# How to show that a language is regular

I know that to show that a language is not regular, you are supposed to use the pumping lemma, but I cannot figure out how can I show that a language is regular.

How would I show that the following language is regular?

$$L=\{0^k1^l∣k+l\geq20, \ k,l \in\ \ N\}$$

• Does this answer your question? How to prove a language is regular? – Kevin Wang Jun 9 '20 at 17:48
• The pumping lemma is a necessary condition for a language to be regular. Therefore you cannot prove that a language $L$ is regular by showing that the pumping lemma holds on $L$. – Steven Jun 9 '20 at 18:10

## 1 Answer

Pumping lemma doesn’t provide us with an if and only if condition for regularity. So, if a language doesn’t satisfy pumping lemma then it isn’t regular, but converse is not true. So, I don’t think we can use pumping lemma to show that a language is regular.

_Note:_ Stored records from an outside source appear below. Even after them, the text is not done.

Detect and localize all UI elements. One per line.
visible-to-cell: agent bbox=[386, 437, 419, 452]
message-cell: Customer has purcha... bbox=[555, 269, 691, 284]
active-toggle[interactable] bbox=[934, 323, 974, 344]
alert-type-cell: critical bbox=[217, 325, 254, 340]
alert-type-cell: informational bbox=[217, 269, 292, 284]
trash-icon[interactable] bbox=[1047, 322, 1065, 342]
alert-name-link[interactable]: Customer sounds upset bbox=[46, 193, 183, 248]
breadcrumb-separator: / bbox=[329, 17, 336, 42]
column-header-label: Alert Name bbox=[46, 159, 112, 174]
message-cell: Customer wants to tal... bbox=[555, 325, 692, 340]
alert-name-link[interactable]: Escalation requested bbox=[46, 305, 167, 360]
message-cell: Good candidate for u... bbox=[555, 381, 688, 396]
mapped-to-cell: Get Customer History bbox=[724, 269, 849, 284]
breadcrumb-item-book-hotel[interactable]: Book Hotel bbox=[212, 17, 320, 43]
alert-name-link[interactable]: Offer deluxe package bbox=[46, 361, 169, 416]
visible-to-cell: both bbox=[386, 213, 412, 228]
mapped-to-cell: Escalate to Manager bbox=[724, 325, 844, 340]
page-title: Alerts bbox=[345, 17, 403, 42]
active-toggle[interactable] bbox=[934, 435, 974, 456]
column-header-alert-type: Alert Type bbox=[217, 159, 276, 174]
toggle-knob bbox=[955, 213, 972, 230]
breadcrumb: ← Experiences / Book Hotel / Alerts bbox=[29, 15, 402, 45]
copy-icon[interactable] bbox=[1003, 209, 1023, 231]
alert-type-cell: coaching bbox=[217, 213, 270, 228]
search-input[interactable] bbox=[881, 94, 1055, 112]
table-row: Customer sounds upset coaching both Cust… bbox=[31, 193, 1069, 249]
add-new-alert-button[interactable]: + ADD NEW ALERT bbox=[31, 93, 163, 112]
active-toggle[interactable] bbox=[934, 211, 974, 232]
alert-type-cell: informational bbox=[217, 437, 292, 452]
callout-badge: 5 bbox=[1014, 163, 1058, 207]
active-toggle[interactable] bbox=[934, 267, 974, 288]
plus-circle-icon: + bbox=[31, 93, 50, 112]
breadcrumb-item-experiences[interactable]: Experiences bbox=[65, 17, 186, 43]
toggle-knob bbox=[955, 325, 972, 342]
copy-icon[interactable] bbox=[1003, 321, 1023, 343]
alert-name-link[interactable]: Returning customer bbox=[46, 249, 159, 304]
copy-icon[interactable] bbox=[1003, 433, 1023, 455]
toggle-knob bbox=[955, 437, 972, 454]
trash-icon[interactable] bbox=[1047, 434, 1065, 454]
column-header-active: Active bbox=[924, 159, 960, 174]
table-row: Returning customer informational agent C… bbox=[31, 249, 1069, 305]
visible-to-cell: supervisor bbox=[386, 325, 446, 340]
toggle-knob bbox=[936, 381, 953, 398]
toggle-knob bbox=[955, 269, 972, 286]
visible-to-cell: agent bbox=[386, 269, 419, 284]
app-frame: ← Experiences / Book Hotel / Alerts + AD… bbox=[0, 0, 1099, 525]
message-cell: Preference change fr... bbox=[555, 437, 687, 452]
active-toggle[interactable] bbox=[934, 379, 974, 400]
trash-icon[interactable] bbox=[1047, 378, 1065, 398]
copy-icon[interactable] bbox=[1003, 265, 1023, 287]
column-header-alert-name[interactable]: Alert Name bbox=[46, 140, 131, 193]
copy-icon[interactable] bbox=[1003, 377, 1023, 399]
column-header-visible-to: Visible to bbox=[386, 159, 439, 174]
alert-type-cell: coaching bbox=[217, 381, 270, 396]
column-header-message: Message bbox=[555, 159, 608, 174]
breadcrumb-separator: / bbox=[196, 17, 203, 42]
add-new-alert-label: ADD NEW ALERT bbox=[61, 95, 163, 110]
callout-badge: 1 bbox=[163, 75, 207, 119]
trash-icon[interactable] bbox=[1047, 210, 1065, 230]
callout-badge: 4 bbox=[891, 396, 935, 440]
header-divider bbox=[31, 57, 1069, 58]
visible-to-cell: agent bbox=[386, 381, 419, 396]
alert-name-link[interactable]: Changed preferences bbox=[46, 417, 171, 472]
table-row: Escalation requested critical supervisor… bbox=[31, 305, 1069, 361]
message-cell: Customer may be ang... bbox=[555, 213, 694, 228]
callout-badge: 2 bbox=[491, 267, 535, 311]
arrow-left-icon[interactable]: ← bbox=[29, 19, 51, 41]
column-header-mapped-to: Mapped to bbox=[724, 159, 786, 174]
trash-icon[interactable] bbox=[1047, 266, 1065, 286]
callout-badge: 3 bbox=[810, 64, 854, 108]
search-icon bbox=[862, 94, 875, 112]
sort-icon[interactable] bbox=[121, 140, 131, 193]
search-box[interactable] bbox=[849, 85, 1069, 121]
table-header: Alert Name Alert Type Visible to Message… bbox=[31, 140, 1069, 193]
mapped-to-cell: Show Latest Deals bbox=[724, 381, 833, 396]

To show given language is regular, you can use Myhill-Nerode theorem, simply come up with a DFA/NFA or a regular expression, or use some closure properties.

For the given language, you can show its regularity using closure property of regular languages (intersection, to be precise): $$0^*1^*$$ is regular, and so is the $$L_{\geq 20} = \{w : |w| \geq 20\}$$. It’s quite easy to see that the given language is intersection of these two languages, and hence it is regular.